Notification to Importers

    This notice also serves as a final reminder to importers of their 
responsibility under 19 CFR 351.402(f) to file a certificate regarding 
the reimbursement of antidumping duties prior to liquidation of the 
relevant entries during this POR. Failure to comply with this 
requirement could result in the Department's presumption that 
reimbursement of antidumping duties occurred and the subsequent 
assessment of doubled antidumping duties.

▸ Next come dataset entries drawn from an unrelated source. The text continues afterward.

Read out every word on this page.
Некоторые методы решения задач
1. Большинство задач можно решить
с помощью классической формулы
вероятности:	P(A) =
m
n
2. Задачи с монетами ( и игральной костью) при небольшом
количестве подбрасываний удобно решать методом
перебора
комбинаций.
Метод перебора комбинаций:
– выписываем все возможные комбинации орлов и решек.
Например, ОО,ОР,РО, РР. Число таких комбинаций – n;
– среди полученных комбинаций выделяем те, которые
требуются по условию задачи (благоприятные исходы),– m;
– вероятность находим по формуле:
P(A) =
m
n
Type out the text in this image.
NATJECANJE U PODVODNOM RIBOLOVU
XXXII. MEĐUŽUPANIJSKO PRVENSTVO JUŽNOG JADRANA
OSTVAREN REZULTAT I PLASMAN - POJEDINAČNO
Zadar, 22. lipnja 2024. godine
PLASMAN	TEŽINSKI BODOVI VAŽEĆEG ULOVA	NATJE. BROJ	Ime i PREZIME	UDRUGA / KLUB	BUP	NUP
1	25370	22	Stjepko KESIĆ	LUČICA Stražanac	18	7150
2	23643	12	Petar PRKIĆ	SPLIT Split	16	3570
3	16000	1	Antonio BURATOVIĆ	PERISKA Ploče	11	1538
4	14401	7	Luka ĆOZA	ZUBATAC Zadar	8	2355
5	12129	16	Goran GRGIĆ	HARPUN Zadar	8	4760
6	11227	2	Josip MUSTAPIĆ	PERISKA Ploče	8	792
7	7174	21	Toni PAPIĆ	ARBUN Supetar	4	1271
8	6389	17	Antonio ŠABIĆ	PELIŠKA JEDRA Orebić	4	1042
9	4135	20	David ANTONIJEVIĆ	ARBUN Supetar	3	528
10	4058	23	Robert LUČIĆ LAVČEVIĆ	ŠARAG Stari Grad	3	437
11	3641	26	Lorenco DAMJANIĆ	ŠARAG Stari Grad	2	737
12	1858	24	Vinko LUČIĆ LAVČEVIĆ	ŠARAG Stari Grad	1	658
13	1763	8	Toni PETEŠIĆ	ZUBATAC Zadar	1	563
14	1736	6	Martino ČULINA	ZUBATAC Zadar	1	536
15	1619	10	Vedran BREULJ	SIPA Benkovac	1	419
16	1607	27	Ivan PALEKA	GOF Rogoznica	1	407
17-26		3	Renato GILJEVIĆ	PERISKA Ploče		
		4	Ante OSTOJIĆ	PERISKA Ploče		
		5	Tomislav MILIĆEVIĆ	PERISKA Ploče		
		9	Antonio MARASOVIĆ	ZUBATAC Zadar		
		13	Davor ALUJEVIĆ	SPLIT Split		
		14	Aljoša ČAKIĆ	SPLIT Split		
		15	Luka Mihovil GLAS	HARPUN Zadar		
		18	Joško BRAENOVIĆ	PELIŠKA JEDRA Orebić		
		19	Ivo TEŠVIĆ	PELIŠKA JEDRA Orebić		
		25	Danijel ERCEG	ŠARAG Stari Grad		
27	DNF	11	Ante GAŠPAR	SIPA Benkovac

Administrative Protective Orders

    This notice also serves as a reminder to parties subject to 
administrative protective order (APO) of their responsibility 
concerning the return or destruction of proprietary information 
disclosed under APO in accordance with 19 CFR 351.305(a)(3), which 
continues to govern business proprietary information in this segment of 
the proceeding. Timely written notification of the return or 
destruction of APO materials, or conversion to judicial protective 
order, is hereby requested. Failure to comply with the regulations and 
terms of an APO is a violation which is subject to sanction.
    These amended final results and notice are issued and published in 
accordance with sections 751(h) and 777(i) of the Act and 19 CFR 
351.224(e).

    Dated: April 19, 2017.
Ronald Lorentzen,
Acting Assistant Secretary for Enforcement and Compliance.